La route qui conduisait au port passait devant le restaurant de Scarbek. Ce dernier le héla et lui tira une chope de bière.
« Aujourd’hui, j’essaie un nouveau plat : le chili con carne. Reste. Toi qui as voyagé, tu me donneras ton avis. »
Charles en eut très envie. Il songea même à rattraper
Vandame et pourquoi pas Baron. La curiosité l’emporta.
Il siffla son demi.
« Une autre fois, promis. »
Il fut à la tour du Leughenaer à midi moins le quart.
Il longea les quais, parvint aux docks, pressa le pas. Le
port n’était qu’un im­mense mouvement. Flancs ouverts,
les cargos se lais­saient décharger. Aux bassins de Freycinet, il interrogea un marin. Las, celui-ci, un Suédois, ne
comprenait pas le français.
Il réussit quand même à dénicher la darse 6 et le môle 5.
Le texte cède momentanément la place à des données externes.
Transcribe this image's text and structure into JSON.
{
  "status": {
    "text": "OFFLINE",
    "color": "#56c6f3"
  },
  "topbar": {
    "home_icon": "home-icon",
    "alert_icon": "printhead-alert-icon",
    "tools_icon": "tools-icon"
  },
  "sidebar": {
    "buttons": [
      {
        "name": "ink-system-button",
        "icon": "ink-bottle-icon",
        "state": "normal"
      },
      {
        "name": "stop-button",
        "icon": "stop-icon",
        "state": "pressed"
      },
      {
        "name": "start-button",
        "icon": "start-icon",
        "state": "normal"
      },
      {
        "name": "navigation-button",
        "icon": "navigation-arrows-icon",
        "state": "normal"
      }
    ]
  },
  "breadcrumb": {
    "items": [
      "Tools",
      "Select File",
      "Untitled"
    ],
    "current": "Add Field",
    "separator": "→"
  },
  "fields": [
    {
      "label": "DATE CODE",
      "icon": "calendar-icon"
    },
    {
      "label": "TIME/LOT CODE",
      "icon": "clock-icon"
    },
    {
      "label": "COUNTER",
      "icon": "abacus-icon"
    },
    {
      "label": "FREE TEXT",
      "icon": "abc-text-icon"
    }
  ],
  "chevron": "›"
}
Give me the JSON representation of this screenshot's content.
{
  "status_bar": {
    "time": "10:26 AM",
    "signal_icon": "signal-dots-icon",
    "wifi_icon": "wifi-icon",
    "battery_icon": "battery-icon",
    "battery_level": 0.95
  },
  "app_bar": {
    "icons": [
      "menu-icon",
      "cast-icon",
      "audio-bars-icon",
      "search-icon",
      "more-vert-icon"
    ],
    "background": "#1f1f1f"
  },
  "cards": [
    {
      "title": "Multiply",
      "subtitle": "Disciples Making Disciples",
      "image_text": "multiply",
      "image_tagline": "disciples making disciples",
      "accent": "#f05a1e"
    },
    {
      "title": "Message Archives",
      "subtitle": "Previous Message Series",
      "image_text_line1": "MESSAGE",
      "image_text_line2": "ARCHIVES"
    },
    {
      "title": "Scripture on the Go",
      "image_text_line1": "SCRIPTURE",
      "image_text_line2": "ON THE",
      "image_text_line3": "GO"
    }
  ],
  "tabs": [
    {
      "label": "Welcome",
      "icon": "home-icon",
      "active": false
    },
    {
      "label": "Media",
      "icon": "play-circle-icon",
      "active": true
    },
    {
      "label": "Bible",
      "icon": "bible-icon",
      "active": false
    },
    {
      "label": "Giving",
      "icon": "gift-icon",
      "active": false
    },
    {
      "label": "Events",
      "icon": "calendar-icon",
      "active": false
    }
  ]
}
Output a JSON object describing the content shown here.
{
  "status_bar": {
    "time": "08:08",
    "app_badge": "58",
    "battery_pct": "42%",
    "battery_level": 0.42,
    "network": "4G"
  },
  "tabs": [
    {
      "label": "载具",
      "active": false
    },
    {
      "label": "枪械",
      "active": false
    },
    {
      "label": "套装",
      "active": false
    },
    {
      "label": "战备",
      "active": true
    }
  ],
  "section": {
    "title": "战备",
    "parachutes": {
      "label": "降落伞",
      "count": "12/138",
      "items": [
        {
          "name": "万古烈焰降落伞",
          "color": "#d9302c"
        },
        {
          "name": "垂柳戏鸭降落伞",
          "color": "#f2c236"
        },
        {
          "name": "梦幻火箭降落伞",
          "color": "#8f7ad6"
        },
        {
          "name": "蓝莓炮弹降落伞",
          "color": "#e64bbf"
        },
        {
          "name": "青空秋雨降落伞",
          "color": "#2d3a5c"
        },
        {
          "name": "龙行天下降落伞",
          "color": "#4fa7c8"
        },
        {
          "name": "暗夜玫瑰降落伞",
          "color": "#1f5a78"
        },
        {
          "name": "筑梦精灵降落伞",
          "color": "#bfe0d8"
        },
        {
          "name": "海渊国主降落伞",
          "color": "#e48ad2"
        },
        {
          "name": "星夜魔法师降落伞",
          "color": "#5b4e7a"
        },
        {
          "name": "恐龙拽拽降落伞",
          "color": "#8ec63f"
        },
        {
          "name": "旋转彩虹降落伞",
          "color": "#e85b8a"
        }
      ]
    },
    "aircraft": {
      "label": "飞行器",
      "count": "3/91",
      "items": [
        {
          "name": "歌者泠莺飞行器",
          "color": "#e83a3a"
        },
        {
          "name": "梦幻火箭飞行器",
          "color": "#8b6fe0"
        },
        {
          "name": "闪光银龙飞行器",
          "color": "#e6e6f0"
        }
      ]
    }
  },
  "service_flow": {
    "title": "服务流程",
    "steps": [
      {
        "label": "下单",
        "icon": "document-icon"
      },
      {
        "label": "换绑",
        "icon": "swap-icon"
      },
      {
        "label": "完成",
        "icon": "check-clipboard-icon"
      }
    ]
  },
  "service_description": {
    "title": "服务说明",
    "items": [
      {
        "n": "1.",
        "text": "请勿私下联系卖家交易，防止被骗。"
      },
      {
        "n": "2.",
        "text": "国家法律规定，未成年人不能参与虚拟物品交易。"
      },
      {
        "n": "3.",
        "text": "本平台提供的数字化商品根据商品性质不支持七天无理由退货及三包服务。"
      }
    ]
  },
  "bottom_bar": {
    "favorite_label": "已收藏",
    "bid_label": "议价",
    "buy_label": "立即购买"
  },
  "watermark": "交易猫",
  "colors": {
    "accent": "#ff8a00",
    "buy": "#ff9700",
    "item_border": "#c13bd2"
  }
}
Il compta les grues. La troisième était en service. Elle débarquait d’un cargo russe d’énormes madriers de bois.
Pas de Lamorlaye.
Charles consulta sa montre. 11 heures 55.
La grue promenait, à dix mètres du sol, sa palanquée
de madriers.
11 heures 59. Encore soixante secondes et il saurait s’il
avait rêvé ou pas.
Midi commença à sonner à un clocher.